La cocción a baja temperatura es una técnica culinaria muy extendida en todo el mundo y, en este post, vamos a explicar el proceso de calentamiento cuando se utilizan termo circuladores de inmersión para la regeneración a baja temperatura.
Como su nombre indica, consiste en aplicar temperaturas inferiores al punto de ebullición, que también se consideran ¨peligrosas¨. Existen algunas tablas que explican la relación entre el tiempo y la temperatura para lograr la pasteurización y en consecuencia un resultado seguro, este tema lo tratamos en otro post:
La cocción a baja temperatura se utiliza generalmente junto con productos sellados al vacío; sin embargo, esto no es obligatorio (por ejemplo, los huevos a baja temperatura no requieren ser sellados al vacío).

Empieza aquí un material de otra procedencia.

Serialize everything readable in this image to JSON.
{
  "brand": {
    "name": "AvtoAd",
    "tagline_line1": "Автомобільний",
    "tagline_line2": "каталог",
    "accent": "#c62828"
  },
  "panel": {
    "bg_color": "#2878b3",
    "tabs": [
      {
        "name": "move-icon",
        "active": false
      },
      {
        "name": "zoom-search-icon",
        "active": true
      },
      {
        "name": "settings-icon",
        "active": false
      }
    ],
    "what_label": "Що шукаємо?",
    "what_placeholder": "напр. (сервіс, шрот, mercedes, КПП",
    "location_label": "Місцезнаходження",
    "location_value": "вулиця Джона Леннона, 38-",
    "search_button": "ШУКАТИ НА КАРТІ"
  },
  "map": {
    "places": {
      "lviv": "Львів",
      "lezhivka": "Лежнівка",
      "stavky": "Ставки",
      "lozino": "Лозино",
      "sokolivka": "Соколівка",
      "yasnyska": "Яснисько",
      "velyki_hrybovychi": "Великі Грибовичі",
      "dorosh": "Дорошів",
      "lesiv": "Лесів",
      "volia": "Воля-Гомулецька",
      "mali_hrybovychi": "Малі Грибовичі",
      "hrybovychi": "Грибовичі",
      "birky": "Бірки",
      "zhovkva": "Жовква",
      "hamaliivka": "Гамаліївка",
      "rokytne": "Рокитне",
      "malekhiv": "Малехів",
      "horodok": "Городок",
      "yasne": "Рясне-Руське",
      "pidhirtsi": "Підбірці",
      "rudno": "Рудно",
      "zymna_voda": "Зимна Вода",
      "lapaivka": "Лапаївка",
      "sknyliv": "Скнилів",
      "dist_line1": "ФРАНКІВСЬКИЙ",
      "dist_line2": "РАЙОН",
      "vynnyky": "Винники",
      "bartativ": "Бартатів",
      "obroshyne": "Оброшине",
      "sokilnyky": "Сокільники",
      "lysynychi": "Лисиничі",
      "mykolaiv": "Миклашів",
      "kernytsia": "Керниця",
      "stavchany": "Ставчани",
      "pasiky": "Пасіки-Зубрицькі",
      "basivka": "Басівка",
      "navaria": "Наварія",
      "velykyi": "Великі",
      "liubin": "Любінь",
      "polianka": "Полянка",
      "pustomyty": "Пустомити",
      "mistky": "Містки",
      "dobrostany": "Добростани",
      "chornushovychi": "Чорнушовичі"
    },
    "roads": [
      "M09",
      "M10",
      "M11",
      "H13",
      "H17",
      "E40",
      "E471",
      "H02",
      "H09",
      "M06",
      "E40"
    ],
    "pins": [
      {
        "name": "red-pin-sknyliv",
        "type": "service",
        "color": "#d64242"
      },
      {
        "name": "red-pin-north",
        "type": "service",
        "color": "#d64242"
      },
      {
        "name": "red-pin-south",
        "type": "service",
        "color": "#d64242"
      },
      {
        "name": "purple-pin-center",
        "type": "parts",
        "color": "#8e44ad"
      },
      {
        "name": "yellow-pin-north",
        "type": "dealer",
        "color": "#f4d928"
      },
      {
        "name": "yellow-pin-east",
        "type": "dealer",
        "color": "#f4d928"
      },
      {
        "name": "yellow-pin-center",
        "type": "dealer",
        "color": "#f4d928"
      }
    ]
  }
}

Cuando se combinan la baja temperatura y el vacío, se denomina cocción sous-vide.
La ternura de los alimentos, la concentración de sabor y la seguridad del producto debido a la pasteurización son características realmente alabadas de esta técnica.
De hecho, la ternura de los alimentos y la pasteurización están directamente relacionadas con el tiempo y la temperatura de cocción de una proteína. Esto significa que para hacer bien la baja temperatura es crucial un control preciso de estas dos variables, tiempo y temperatura.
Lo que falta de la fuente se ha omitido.